Imax to Introduce Laser Projectors With ‘The Hobbit’

Imax Corp., the pioneer of large-screen cinema, plans to use the next “Hobbit” installment in December to introduce a laser projection system based on technology licensed from Eastman Kodak Co. in 2011.

The projectors will used with the release of “The Hobbit: The Battle of the Five Armies,” on Dec. 17, according to Chief Executive Officer Rich Gelfond. The Warner Bros. film, directed by Peter Jackson, will be shown in one or two theaters with the new system, as well as the entire Imax circuit. Metro-Goldwyn-Mayer Inc. shares rights to the film.

The upgrade burnishes Imax’s reputation as an innovator and lets the company offer filmmakers such as Jackson, the director of the “Hobbit” and “Lord of the Rings” movies, new technology to showcase their films. Laser projection delivers a brighter picture and greater resolution than current digital projection, Gelfond said.

“The images with laser projection are spectacular,” Gelfond said. “They are brighter, and will eventually be as good as film -- maybe better in some respects.”

Some directors have rejected the shift to digital that theaters have undertaken over recent years, citing artistic and economic reasons.

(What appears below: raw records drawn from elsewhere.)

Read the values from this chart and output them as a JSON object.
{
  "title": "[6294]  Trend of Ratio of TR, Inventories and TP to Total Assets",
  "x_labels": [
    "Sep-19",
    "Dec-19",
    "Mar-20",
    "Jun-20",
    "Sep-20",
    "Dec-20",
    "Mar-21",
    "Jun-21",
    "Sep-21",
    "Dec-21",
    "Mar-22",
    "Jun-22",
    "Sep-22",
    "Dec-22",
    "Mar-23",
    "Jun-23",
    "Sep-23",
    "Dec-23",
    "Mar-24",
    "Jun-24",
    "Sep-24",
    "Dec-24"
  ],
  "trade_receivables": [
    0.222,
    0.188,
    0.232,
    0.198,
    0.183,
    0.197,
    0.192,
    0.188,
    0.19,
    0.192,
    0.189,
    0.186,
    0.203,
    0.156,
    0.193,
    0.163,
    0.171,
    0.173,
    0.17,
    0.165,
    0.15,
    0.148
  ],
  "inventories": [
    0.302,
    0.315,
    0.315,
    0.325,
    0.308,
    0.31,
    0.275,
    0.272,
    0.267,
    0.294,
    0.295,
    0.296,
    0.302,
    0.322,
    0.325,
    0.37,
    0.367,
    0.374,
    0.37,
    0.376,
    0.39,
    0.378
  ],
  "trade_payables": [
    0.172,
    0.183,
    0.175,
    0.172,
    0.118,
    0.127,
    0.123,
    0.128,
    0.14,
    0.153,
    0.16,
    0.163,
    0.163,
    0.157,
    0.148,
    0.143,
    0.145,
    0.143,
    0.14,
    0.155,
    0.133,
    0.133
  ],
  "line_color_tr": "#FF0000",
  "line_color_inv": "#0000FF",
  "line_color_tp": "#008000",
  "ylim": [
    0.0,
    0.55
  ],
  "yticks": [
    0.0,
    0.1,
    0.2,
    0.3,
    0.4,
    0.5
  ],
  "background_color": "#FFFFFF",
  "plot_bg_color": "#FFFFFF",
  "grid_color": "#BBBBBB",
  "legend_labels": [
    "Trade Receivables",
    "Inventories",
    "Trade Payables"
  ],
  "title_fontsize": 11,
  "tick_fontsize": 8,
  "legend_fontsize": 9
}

At a press conference at the Cannes Film Festival this year, Quentin Tarantino, the director of “Pulp Fiction” and “Reservoir Dogs,” described advent of digital technology as the “death of cinema.”

Artistic Concern

Tarantino and Christopher Nolan, who directed the “Dark Knight” series and is releasing “Interstellar” in November, insist on shooting their movies with film.

Some studios and filmmakers negotiated a deal earlier this year to keep Kodak making film, a business the company no longer saw as economical as demand for the product faded with the rise of digital.

Imax, based in Mississauga, Ontario, has invested $50 million in the technology, Gelfond said. Imax agreed in 2011 to pay more than $10 million to Kodak, plus royalties and a milestone payment, people with knowledge of the matter said at the time.

Imax has sold more than 65 laser systems to theaters, Greg Foster, CEO of the Imax Entertainment unit, said at a Bank of America conference in September.

Imax rose 0.8 percent to $27 at 11:36 a.m. in New York. The shares had fallen 9.2 percent this year through yesterday.